La disperata difesa della purezza nella desolazione della periferia romana. I cuori di Agnese e Stefano che si rincorrono, si cercano, si respingono. La paura del diverso e del cambiamento al margine-frontiera di una metropoli che sembra aver smarrito la sua identità.
Agnese (Selene Caramazza) corre a perdifiato attraversando la desolazione della periferia romana. Stefano (Simone Liberati) la rincorre, la raggiunge, la sorprende. La prima sequenza di Cuori puri (presentato al Festival di Cannes 2017 nella sezione Quinzaine des Réalisateurs), scandita dalla concitazione della camera a mano, delinea in maniera sufficientemente dettagliata il ritratto dei due giovani protagonisti. Forse troppo dettagliata, visto che il film, per i 114 minuti complessivi, riesce ad andare poco oltre l’impressione dei primi minuti, peraltro già anticipata dall’ampio e dettagliato trailer di promozione.
Agnese ha diciotto anni e divide il suo tempo tra gli incontri in parrocchia e una madre (Barbora Bobulova) che (dalla storia non si comprende bene per quale ragione) approda a una religiosità all’apparenza caritatevole, fatta di volontariato e di accoglienza, ma nella sostanza asfissiante e retrograda: la sua ossessione diviene quella di preservare la purezza di sua figlia, assicurandosi che la ragazza arrivi vergine al matrimonio.
Anche Stefano deve fare i conti con dei genitori che soffocano ogni tentativo di riscatto di un ragazzo nato in una “zona difficile” e in una “famiglia difficile”. Trova lavoro prima come custode in un centro commerciale, poi, proprio come conseguenza del concitato inseguimento da cui prende avvio la storia, come vigilante nel parcheggio di un supermercato. Il parcheggio “confina” con un campo rom: Stefano proverà in ogni modo a difendere la purezza del suo territorio, che significa difesa del suo lavoro, dei suoi genitori che subiscono uno sfratto mentre il resto del mondo sembra avere a cuore unicamente l’accoglienza e l’integrazione degli stranieri.
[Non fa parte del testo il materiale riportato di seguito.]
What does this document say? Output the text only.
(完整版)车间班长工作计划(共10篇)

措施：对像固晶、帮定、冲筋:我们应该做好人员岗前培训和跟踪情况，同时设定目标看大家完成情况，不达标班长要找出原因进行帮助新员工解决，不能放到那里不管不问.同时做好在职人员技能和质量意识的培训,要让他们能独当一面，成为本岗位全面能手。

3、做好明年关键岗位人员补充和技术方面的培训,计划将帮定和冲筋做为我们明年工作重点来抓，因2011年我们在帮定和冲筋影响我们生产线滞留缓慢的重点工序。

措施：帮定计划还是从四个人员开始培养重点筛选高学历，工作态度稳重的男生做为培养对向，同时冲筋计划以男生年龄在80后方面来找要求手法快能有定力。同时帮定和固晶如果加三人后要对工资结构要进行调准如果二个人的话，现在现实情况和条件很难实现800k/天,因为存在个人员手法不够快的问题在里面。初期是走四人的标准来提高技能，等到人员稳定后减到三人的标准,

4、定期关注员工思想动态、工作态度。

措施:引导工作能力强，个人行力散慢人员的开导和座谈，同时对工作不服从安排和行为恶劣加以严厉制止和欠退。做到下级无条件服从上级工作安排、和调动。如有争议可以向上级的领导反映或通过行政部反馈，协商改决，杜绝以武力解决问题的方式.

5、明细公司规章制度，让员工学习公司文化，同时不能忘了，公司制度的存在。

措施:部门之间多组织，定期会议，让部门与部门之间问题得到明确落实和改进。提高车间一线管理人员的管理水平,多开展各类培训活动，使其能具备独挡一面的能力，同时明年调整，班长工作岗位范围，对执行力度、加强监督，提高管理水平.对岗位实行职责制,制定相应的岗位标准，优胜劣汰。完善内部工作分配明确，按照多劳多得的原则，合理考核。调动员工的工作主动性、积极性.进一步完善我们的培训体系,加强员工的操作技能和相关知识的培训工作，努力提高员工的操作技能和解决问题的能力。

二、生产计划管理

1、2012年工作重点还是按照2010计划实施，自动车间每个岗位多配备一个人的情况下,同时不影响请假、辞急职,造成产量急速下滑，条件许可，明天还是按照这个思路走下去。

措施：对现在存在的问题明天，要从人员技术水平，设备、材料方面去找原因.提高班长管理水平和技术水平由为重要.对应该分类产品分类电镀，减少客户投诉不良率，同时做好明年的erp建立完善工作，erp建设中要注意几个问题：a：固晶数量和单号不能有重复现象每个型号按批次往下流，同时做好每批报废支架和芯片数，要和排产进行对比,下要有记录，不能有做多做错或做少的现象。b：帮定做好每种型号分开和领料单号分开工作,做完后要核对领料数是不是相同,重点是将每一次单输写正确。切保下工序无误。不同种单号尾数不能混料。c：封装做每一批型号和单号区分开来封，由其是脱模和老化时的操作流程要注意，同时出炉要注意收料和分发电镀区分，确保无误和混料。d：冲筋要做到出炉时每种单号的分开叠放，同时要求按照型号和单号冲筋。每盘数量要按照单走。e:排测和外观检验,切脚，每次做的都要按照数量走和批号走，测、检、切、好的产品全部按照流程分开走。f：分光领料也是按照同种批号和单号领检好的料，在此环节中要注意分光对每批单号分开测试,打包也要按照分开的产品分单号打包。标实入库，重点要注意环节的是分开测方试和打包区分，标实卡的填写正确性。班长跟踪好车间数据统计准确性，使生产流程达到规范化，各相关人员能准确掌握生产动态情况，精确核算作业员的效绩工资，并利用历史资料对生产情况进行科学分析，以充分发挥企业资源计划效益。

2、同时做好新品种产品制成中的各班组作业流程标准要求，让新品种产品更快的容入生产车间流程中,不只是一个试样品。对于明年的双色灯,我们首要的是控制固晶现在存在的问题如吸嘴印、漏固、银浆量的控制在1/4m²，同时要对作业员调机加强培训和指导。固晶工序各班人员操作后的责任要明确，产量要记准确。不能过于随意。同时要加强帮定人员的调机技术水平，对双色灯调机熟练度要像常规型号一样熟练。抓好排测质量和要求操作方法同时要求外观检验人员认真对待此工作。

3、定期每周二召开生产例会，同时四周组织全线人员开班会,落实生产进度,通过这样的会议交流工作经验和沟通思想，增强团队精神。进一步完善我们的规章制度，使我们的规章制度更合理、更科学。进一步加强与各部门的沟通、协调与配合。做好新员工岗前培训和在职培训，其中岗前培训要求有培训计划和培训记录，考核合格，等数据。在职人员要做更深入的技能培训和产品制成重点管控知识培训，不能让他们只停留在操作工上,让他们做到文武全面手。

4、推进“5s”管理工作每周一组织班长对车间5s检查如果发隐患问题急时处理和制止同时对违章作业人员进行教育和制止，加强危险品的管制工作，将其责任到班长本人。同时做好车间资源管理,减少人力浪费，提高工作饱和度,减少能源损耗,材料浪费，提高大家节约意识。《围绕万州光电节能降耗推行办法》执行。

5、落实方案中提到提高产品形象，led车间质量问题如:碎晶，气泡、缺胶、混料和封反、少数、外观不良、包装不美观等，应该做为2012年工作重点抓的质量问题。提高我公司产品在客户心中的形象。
Sullo sfondo la città di Roma che, come avvenuto con Fortunata di Sergio Castellitto (i due film condividono anche la bella prova di attore di Edoardo Pesce), ha portato sulla Croisette la desolazione i margini-frontiera di una metropoli: non ci sono muri, ma reti e fili spinati, che custodiscono il disperato tentativo di restare aggrappati a un’identità probabilmente perduta.
L’opera prima di Roberto De Paolis rappresenta certamente un’interessante pagina di cinema, scritta con una tecnica cinematografica ammirevole e con una scelta coraggiosa dei due protagonisti, sostenuti da attori d’esperienza quali Barbora Bobulova e Stefano Fresi. La sceneggiatura, a dir poco essenziale, fatica però a trasformarsi in autentica “storia”. Il tema della purezza, la quale diviene solo un’effimera illusione in una realtà che di puro sembra avere ben poco, non riesce ad imporsi quale chiave di lettura originale e l’andamento rallentato e dilatato del film restituisce l’impressione di un racconto nel complesso ridondante: a Cuori puri, sembrerebbe, manca quel guizzo in presenza del quale lo spettatore, una volta uscito dalla sala, non debba trovarsi a sperare che l’eredità del (preteso) neorealismo e del (preteso) cinema pasoliniano smetta di essere una catena anziché una preziosa fonte di ispirazione.